By Michael Tinmouth

The internet is an integral part of our daily lives, one we often take for granted. It has transformed how we work, communicate, manage our lives and socialize.

As our dependence upon the net has increased, so our relationship with it has increasingly been monetized with companies wanting a larger slice of an ever-expanding marketplace. To date the internet has been governed by a so-called 'first amendment'; a founding philosophy of the world wide webs developers that the internet is a neutral and level playing field. Accordingly, current net users get access to any web site on an equal basis. When you type in a search on your browser, irrespective of whether they are a foreign or domestic site, a big corporate multi-national or an independent blogger all appear on a user's screen in the same manner.

'Net neutrality' is thus based on the principle that all companies providing Internet service should treat all sources of data equally, i.e. that regardless of the size of your business or the depth of your wallet the net provides equality of opportunity. Under that philosophy, individual Internet service providers (ISPs), search engines and major online services like Yahoo, Safari or Google cannot restrict or filter a user's access to rival companies, so for example Google, cannot prevent one of its subscribers from receiving an email from a Yahoo account. Thus penniless entrepreneurs have the same ability to reach audiences as do multinational companies and that providers can't censor content whether by competitors or users expressing First Amendment-protected views. As the Federal Communications Commission (FCC) Chairman Julius Genachowski puts it, the goal is "to ensure the Internet remains a free and open platform that promotes innovation, investment, competition, and users' interests."

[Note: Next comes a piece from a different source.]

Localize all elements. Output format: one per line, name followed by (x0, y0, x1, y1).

The status quo was however thrown into doubt by a US federal appeals decision in April 2010 that restricted its authority over broadband services. Until that point the US's FCC defended the ‘net neutrality' principle but when the agency took action to sanction Comcast for deliberately slowing down traffic from Bit Torrent, the federal court ruled it did not have the authority to do so, thus ending the FCC's power to protect net neutrality as standard.

The result has been a growing debate over whether internet service providers can give preferential treatment to content providers who would be permitted to pay for faster transmission, or indeed to prioritize their own content. The result would in effect create a two-tier internet, with service providers able to block or impede competitors content or restrict controversial points of view.

Such a system would create an Internet highway, with a fast-lane and slow-lane and last week, Ed Vaizey the UK Communications Minister appeared to back a two-tiered internet, only to apparently back-track after a high profile differing of views with Sir Tim Berners-Lee, creator of the world wide web.

In his original speech, Vaizy seemed to suggest that some traffic management, where traffic from one source is favoured over another, is likely to be allowed in a move backed by the EU but with greater transparency to ensure the internet remains "open". In that speech he said one possibility of letting the market develop its own solutions means it could evolve into a "two-sided market where consumers and content providers could choose to pay for differing levels of quality of service."

However when Vaizey later spoke to The Telegraph he said that "people are already entitled to choose the speed of their connection, but we're not saying one ISP should be able to prioritise one provider's content over another and I don't support the commercial decision to downgrade a rival's site." Mr Vaizy later told The Guardian newspaper that "I say 'don't block input' [to the internet]. It's my first principle," adding that he those criticizing his change of tact hadn't read his speech and that "I say the same as Berners-Lee." Responding to the ministers latest comments, Sir Tim Berners-Lee was however less sure, adding that whilst "there's no passage in [Vaizey's] speech where he says he's against net neutrality... we have discussed it on the phone. But I can't say yet that we're entirely in line."

It remains to be seen what the outcome is likely to be although, the EU's middle ground stance appears the most likely. Supporters of an enshrined principle of net neutrality continue to argue that removing the philosophy would endanger what is an innovative and dynamic ecosystem. Neutrality champions say that an independent ecosystem enables huge public value and that commercialization could pose critical risks if network operators are allowed to use traffic management to become gatekeepers to the internet.

Opponents of net neutrality who include major Internet service providers, pay for view television companies and large commercial websites argue that website owners shouldn't be legally forced to receive or transmit information from competitors or other websites they find objectionable. They believe that net neutrality is an unrealistic goal and that government control over the Internet's basic network could ultimately lead to increased censorship and invasion of privacy. They point to the fact that most ISPs already carry out some form of traffic management to ensure the smooth running of their networks and this hasn't impacted on competition or consumer rights. They also point to the rapid expansion of mobile and wireless networks and the massive investment needed to sustain development and that ISPs must be free to raise revenue to fund innovation.

The outcome of a week of back-tracking and side stepping is that the future of the internet remains no clearer, it remains for now at least a battle-ground of ideology as much as of establishing a ‘Constitution' to govern the web. But with regulation and government intervention comes risk. As the old adage goes, "Be careful what you wish for - you might get it, and wish you hadn't."